In the follow on meetings HP played its sustainability card. Highlighting a recent reduction from 85 worldwide data centers to now three pairs of two datacenters for the company. The associated power savings were enough to run the US city of Palo Alto (approx. same size as Darwin, Australia), whilst at the same time the company more than doubled its processing capability and storage capacity. 

It seems “IT as a utility” is being finally realized, at least within the top of the Fortune 5000 set (cf. HP, Westpac, and BT recently). A fundamental driver has to be a review of the cost of worldwide IP communications for these multinational companies.

Some in the industry remain skeptical as to the real value of ‘Green IT’ as an initiative. So it was interesting to note some of the examples to support the Green IT move. It was quoted that information computer technology (ICT) is estimated to be responsible for 4% worldwide carbon emissions (2% client products [e.g.: PC’s etc], 2% Data Centers). This is in contrast to aviation as a whole, which is only estimated to be responsible for 2% of emissions. 

The ENERGY STAR  label is now on major appliances such as office equipment, lighting, home electronics, and more. Computer equipment included in the ENERGY STAR program today includes desktop, notebook, tablet and workstations.  ENERGY STAR ratings for servers are coming and expected within 18 months.
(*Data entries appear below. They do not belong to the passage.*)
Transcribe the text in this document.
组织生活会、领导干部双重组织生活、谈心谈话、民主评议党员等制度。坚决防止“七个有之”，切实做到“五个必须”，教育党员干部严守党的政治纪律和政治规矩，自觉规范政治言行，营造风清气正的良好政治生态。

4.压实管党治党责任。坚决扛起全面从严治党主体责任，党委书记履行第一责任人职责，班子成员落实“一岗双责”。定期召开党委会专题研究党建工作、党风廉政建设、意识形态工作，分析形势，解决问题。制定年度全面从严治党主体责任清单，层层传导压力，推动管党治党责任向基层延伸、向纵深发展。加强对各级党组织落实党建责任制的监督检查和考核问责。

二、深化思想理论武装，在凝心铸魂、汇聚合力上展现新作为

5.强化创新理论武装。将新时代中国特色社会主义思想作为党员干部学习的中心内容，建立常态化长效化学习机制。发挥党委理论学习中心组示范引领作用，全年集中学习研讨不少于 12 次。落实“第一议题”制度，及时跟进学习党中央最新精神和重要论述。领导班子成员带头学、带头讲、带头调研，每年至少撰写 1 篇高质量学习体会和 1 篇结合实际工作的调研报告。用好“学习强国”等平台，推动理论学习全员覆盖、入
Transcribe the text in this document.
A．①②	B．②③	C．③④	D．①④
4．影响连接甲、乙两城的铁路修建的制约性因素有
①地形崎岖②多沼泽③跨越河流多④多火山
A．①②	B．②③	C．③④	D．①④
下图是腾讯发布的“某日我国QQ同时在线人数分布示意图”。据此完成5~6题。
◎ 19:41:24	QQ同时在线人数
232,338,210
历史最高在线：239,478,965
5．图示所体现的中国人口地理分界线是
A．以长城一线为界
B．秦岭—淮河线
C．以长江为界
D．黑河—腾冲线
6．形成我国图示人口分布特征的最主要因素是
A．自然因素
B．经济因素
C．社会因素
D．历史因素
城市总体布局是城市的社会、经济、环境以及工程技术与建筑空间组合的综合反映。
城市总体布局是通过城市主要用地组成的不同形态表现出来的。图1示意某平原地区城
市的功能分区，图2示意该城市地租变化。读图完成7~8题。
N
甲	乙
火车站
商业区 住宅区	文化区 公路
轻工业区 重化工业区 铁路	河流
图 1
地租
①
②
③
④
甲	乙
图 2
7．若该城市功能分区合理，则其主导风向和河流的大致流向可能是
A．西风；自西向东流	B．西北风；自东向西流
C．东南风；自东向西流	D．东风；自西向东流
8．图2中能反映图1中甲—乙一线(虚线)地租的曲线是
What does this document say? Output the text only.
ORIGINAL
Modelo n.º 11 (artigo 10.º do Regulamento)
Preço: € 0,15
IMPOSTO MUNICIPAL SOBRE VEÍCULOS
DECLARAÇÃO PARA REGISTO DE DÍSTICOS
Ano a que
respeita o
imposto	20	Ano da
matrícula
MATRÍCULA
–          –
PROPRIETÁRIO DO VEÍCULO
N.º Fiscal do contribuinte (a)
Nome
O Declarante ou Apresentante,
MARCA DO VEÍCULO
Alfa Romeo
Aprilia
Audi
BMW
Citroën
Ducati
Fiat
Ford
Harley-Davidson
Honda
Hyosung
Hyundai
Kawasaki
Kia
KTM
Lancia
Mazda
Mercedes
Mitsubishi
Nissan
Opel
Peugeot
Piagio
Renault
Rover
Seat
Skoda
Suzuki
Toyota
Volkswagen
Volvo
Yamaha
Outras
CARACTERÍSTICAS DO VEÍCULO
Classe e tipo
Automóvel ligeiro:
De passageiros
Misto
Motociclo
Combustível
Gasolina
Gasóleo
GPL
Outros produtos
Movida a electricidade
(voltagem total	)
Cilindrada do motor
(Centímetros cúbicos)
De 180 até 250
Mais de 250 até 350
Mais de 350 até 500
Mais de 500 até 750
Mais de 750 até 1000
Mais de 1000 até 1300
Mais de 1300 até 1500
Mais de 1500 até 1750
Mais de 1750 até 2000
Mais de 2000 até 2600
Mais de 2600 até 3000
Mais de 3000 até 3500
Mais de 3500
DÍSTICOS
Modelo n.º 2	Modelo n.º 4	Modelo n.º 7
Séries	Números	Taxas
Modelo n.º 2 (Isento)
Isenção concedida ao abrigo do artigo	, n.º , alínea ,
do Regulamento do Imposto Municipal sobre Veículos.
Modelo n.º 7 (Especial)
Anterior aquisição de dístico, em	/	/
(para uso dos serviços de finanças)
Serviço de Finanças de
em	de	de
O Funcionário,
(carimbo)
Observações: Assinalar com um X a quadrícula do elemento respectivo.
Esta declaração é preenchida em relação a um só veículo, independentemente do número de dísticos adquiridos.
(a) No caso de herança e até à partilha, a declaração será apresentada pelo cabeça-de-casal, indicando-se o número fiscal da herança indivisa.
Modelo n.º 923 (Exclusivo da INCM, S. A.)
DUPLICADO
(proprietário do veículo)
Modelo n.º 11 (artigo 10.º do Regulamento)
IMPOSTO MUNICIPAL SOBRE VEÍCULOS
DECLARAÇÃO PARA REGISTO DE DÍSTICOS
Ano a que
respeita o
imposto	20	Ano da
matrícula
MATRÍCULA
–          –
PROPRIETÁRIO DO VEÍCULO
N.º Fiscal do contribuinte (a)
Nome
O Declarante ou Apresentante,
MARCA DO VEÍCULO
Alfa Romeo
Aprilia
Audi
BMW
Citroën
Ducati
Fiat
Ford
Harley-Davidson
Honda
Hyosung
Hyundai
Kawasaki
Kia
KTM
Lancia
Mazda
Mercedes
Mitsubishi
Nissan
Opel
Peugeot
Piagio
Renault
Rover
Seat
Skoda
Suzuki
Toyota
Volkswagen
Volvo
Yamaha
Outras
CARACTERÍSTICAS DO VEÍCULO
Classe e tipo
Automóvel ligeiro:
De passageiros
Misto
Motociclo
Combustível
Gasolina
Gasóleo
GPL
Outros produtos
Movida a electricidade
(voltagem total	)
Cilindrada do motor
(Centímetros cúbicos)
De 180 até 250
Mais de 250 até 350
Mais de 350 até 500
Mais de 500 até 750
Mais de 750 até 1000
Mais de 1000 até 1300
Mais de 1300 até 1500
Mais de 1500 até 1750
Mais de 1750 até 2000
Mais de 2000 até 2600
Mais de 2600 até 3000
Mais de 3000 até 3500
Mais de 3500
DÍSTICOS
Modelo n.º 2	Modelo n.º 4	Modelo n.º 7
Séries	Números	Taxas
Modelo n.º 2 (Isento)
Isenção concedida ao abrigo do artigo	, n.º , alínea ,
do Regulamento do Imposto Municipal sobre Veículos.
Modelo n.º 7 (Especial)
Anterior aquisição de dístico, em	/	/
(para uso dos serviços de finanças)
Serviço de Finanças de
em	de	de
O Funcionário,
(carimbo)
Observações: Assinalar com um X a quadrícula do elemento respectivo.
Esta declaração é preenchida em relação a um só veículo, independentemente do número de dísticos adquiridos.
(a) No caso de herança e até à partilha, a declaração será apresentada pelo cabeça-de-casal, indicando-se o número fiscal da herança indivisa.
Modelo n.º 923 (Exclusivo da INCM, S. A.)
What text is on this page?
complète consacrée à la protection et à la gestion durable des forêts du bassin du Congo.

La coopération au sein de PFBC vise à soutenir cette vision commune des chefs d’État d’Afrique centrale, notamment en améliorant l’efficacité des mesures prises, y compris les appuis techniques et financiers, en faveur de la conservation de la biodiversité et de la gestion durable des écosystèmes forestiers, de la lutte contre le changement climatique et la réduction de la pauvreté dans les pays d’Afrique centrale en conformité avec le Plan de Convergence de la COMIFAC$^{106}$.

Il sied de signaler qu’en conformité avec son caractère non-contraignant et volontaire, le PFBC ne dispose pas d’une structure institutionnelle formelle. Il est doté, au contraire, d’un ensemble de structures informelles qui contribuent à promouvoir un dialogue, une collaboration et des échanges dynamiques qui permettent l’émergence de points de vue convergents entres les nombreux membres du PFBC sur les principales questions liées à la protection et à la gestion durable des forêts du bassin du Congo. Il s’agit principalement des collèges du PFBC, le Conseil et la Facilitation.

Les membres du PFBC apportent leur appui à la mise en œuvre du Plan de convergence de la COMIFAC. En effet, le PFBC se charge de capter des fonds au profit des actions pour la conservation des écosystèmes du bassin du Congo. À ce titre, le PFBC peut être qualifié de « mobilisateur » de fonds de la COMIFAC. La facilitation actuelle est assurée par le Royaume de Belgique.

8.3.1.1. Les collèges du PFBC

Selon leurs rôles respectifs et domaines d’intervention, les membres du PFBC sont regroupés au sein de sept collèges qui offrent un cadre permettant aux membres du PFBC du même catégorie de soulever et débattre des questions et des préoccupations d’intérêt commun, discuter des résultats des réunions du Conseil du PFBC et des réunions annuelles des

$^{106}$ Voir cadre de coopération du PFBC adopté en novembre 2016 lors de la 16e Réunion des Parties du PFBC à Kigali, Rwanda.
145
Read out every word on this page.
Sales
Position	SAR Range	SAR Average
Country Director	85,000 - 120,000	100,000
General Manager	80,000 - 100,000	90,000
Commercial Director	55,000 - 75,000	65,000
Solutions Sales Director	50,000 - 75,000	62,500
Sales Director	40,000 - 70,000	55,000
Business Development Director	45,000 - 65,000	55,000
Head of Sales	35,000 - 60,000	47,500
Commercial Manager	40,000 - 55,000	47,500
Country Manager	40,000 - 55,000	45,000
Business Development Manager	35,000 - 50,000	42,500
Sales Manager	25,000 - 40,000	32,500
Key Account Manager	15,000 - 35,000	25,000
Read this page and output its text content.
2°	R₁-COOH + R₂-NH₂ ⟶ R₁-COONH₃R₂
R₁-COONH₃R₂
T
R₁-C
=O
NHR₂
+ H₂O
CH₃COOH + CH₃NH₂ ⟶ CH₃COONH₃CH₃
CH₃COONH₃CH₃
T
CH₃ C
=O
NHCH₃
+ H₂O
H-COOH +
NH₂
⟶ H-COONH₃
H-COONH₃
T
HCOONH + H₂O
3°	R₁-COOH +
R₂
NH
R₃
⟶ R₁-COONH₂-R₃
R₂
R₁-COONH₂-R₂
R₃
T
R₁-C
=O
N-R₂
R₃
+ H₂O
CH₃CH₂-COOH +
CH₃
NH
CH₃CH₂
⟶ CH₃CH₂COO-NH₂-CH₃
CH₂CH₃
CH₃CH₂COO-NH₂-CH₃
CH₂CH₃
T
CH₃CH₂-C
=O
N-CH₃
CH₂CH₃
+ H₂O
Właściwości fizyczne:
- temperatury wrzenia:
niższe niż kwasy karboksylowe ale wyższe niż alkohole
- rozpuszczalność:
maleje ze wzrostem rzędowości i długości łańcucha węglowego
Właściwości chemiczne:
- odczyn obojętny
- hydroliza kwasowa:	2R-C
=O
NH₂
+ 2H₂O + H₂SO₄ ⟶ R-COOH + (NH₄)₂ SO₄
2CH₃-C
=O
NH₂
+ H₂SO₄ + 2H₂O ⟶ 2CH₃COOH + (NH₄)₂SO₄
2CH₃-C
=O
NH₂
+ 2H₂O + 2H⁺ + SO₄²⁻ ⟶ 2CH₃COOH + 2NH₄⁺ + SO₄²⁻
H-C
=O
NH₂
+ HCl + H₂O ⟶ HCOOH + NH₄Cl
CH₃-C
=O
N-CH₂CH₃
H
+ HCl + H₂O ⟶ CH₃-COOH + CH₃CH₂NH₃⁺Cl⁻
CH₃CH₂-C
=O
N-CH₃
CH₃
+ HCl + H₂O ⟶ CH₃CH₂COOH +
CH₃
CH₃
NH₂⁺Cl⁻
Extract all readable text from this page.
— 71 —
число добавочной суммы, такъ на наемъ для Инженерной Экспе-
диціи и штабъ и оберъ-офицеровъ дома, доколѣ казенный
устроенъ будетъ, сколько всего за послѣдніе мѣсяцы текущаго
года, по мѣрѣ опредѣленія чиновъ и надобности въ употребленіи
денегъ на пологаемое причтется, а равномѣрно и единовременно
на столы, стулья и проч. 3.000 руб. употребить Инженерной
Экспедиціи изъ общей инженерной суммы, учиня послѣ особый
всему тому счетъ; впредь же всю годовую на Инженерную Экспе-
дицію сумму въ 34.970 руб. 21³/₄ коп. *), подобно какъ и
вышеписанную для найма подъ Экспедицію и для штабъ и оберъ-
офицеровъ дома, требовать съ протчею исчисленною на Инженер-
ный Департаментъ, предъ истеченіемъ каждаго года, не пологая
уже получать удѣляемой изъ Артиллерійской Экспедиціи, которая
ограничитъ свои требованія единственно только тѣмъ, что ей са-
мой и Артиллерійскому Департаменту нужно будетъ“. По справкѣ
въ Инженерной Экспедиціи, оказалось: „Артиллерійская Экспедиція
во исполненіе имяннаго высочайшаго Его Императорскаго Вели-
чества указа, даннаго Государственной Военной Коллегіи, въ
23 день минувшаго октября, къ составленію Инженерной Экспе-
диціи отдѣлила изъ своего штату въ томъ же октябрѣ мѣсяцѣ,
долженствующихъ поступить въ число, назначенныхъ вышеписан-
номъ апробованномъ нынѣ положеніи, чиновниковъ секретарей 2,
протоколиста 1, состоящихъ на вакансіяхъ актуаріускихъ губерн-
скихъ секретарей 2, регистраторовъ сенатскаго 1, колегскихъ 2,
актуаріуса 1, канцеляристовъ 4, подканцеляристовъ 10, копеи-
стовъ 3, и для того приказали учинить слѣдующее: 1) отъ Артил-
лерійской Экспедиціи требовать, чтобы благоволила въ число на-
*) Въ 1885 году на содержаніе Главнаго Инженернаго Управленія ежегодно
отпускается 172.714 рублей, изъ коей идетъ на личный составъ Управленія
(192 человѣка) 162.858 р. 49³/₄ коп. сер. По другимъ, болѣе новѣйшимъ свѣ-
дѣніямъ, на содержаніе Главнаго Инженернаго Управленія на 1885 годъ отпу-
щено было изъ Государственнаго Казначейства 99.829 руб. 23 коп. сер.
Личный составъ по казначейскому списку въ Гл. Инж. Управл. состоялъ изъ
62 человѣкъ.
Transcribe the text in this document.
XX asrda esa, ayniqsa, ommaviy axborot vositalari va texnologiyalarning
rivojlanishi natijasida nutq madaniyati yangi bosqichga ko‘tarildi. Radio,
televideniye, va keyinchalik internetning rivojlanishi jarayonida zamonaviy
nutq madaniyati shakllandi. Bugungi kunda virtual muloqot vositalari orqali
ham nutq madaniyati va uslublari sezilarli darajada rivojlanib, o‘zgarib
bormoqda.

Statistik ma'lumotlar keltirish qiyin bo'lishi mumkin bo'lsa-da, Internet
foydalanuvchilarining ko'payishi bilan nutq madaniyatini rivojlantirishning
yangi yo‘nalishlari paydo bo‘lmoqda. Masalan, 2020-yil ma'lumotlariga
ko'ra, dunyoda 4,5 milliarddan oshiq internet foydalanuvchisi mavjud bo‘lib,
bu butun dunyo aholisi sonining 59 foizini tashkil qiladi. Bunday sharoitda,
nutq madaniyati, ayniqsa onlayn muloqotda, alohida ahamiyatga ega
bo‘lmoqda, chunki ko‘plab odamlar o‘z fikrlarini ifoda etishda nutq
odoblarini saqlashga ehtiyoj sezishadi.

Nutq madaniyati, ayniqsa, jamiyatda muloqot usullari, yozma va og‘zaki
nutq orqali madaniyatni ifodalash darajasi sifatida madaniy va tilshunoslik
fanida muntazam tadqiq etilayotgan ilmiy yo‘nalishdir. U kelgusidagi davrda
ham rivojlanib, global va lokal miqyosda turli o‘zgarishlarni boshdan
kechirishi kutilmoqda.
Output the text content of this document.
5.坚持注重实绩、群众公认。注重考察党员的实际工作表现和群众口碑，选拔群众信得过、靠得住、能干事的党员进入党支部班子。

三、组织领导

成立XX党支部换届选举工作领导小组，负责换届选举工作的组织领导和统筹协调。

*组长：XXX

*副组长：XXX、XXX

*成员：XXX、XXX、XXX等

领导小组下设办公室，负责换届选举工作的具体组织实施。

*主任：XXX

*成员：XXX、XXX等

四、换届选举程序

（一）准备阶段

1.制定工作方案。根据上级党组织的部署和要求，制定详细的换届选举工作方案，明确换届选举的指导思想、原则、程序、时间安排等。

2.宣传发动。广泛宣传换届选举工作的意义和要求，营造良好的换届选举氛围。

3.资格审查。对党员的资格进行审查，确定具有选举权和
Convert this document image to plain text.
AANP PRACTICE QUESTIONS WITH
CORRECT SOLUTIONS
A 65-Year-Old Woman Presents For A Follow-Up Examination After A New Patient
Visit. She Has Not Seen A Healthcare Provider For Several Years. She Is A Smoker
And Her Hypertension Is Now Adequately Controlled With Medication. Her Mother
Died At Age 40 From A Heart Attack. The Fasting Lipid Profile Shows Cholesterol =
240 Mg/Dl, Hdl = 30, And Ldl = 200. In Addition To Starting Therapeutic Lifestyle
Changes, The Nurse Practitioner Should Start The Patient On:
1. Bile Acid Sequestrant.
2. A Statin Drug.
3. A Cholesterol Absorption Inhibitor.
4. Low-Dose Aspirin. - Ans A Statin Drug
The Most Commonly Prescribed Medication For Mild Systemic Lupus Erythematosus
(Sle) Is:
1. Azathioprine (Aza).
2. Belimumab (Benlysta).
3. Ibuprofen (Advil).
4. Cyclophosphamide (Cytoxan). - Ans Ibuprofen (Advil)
Whilst an ENERGY STAR rating for complete Data Centers is now on the drawing board.

So just how meaningful are these ENERGY STAR ratings ? The US Federal Government currently spends approximately $300M USD pa on energy costs. It is expected that a move from ENERGY STAR 3 to ENERGY STAR 4 equipment, would result in savings of $82M per annum. Now, that’s meaningful in both an environmental and economic context.